During Jayavarman 7 (1181-1219), around 1200, the monumental Buddhist temple Bayon was erected in Angkor-thom. It is especially known for the colossal Buddhas that adorn the temple towers. There is an exquisite portrait of King Jayavarman 7 in the National Museum of Phnom Penh, carved in sandstone, and with Buddha’s facial features.

After 1220, the Khmer kingdom lost its innovative power, and Angkor fell into disrepair. Angkor was rediscovered by Portuguese and Spaniards in the 16th century and by Frenchmen in the mid-1800s. Since the 1850s, a great deal of research and restoration work has been carried out, continuing after the significant devastation during and after the civil war in the 1970s.

The five gates into the city are all adorned with four giant faces carved in stone

Music in Cambodia

Cambodia’s music traditions are related to the music of neighboring countries Laos, Thailand and Myanmar. Orchestral ensembles (pin peat), with precisely tuned metal gongs, metallophones, xylophones, drums and obo instruments or flute, represent the older national culture. A variety of instrument types, introduced from India (harp, vina)), Malaysia (one-string fiddle), China (two-string fiddle, chopping board) and Thailand (three-string seats), have influenced folk music. There is no sharp distinction between art and folk music: village orchestras and court ensembles are essentially the same, and play in connection with shadow theater, dance, ceremonial and festivities. Both traditions are also based on oral transmission of the music. Folk songs are sometimes performed as dialogue between man and woman, with instrumental tone.

Relief of an apsara

Theater in Cambodia

Cambodia has a long tradition of ritual dance and theater forms, with an ancient historical background as shown in records from the 7th century. What was then described were theater-like expressions based on dance, music and songs. From the 15th century both ballet tradition and shadow theater are known. This ballet tradition has in our time sought to be maintained by the Royal Ballet in Phnom Penh, and shadow theater has similarly functioned as a popular theater tradition. The National Ballet has performed a repertoire based on, among other things. the Indian epic Ramayana about the Cambodian Prince Preach Song. The dance performances were combined with a chorus that performed lyrics, originally in the Thai language and later in Cambodian. The dancers produced a register from fools to demons. It has been popular with the Shadow Theater form in our time Nang shek with dolls with sculptural appearance. An even more comical version of shadow theater is Ajang with clown-like and cabaret-like instruments.

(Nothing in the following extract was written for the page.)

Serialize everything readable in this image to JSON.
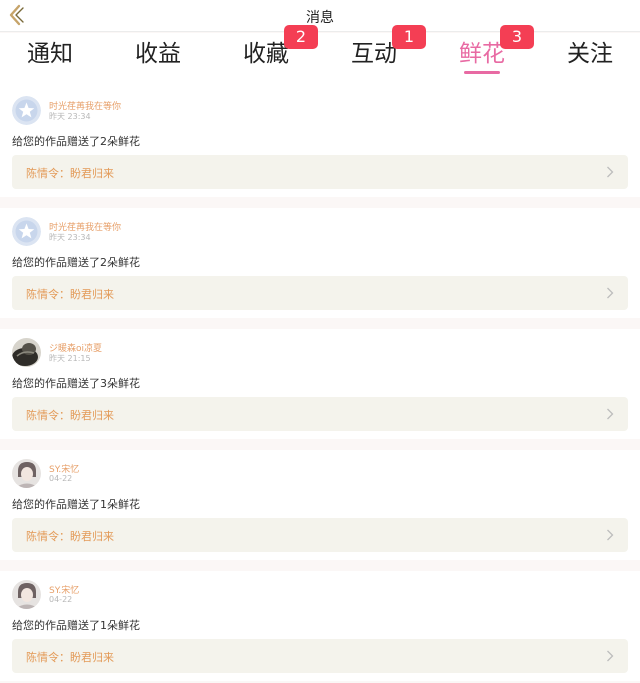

Hiking theater with improvisation-based dialogues is played in large halls, and they are based on old legends and fairy tales and are very popular. In the 1950s, western theater forms came in and western drama was launched through the New Theater. After this came into being in 1959, the State Drama Theater was founded. This western orientation was first represented by amateur theater actors, and the repertoire initially consisted of classics such as Shakespeare, Corneille and Racine. Trends in the direction of a professional theater were particularly encouraged during the kingdom, but during the Pol Pot era, the events of theater life were largely decimated. There is now a slow reconstruction.